In my dissertation, I explore how emergent theories of public administration shaped collective understandings and practices of democracy in the United States from the mid-19th and mid-20th century – a period that sees government administration transform from machine politics to technocratic machines. Over this period, reformers, scholars, politicians, and the public attempt to navigate and resolve an enduring tension of America politics: the simultaneous commitments to popular sovereignty and the dream of the rationalist, apolitical, expertly administered state. Tracing the encounters between these ideals over time reveals their mutability, illuminating the evolving moral and pragmatic content of political authority.
In another project, Woody Powell and I are examining the social and historical processes by which ultra-rich philanthropists and their foundations came to be celebrated as legitimate underwriters of public provision in the U.S. Our aim is to explain how the very meaning of philanthropy – the ways in which philanthropists understand their role within and seek to act upon society – undergoes considerable change.
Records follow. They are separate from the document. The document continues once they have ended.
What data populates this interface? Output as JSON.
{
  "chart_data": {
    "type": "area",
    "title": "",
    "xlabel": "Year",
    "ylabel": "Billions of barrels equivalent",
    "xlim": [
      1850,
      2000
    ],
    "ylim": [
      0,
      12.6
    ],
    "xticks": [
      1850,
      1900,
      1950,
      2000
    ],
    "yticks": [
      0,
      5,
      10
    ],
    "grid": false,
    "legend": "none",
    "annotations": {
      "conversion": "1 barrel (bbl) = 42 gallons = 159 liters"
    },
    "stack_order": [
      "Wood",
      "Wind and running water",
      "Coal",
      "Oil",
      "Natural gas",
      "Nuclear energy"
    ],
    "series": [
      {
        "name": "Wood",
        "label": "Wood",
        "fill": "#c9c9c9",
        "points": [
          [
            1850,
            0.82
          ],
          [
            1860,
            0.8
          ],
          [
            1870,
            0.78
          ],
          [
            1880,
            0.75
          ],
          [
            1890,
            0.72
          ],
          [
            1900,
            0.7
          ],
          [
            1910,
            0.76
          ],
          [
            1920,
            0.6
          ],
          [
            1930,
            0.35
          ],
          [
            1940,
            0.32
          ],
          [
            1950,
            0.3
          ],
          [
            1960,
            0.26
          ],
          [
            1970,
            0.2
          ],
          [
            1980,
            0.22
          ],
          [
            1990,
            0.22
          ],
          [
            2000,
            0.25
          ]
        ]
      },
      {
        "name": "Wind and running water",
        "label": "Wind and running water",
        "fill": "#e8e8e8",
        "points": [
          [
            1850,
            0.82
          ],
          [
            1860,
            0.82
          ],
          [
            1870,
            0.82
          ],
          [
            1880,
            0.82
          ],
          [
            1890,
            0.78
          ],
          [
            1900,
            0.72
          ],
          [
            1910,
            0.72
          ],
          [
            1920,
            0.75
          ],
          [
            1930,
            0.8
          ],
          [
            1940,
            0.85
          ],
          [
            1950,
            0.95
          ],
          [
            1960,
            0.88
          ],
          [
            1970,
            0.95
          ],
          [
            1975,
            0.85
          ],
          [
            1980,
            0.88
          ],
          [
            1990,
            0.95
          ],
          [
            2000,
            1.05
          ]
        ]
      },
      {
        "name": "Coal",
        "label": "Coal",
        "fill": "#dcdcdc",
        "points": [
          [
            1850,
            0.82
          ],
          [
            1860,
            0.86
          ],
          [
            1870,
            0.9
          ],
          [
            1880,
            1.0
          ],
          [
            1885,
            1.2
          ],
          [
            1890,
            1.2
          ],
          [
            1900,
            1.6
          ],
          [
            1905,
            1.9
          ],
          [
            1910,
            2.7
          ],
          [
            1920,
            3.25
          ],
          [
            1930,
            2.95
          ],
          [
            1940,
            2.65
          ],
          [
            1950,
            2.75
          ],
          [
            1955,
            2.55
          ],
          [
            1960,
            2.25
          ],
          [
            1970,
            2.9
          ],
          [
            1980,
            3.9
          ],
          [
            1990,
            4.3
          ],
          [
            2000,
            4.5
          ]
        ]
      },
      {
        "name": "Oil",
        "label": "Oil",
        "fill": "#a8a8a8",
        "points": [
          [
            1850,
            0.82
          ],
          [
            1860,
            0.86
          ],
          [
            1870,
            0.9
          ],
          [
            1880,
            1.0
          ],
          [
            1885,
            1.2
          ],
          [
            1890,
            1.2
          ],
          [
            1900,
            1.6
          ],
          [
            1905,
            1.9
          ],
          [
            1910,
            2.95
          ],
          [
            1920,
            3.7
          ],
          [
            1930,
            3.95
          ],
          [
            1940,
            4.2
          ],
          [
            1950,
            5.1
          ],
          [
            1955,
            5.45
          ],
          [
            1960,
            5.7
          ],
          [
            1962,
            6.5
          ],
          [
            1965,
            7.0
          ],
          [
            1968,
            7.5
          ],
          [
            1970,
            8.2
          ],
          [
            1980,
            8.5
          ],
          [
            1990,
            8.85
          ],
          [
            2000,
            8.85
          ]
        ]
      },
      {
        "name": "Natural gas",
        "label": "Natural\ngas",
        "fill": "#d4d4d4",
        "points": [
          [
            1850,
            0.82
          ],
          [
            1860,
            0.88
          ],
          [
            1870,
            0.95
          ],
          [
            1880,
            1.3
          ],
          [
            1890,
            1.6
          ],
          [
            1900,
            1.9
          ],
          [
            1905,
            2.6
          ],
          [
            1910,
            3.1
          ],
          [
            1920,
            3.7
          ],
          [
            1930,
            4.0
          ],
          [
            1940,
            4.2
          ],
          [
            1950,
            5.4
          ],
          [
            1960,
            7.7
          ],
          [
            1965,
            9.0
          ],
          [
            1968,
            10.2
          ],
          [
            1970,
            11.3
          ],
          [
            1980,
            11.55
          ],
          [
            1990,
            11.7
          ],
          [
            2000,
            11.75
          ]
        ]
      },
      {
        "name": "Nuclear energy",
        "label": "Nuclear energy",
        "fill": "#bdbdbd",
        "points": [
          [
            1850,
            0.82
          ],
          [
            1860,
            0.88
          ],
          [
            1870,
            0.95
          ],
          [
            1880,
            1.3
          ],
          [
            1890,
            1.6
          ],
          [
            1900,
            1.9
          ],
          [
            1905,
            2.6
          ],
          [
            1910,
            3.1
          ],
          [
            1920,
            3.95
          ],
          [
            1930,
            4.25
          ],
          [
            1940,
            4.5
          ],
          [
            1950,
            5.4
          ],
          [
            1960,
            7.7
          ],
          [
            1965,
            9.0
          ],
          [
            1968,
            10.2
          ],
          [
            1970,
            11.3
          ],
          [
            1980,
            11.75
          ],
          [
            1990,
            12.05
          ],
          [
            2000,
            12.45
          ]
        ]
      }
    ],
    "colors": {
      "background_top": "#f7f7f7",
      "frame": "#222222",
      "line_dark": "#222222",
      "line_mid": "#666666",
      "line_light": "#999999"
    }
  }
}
Lastly, Woody Powell, Christof Brandtner, and I have been conducting a longitudinal study of the San Francisco Bay Area nonprofit sector, seeking to understand how shifting ideas about management shape how nonprofits engage with and respond to their communities’ needs. Along with a team of international collaborators, we are currently broadening our lens beyond the Bay Area to include the Puget Sound, Shenzhen, Sydney, and Vienna nonprofit sectors.

Prior to Stanford, I received an undergraduate degree from Princeton University, and worked in public policy at the Urban Institute and Mathematica Policy Research. My free time revolves around bicycles, bookended by coffee, beer, and old time radio shows.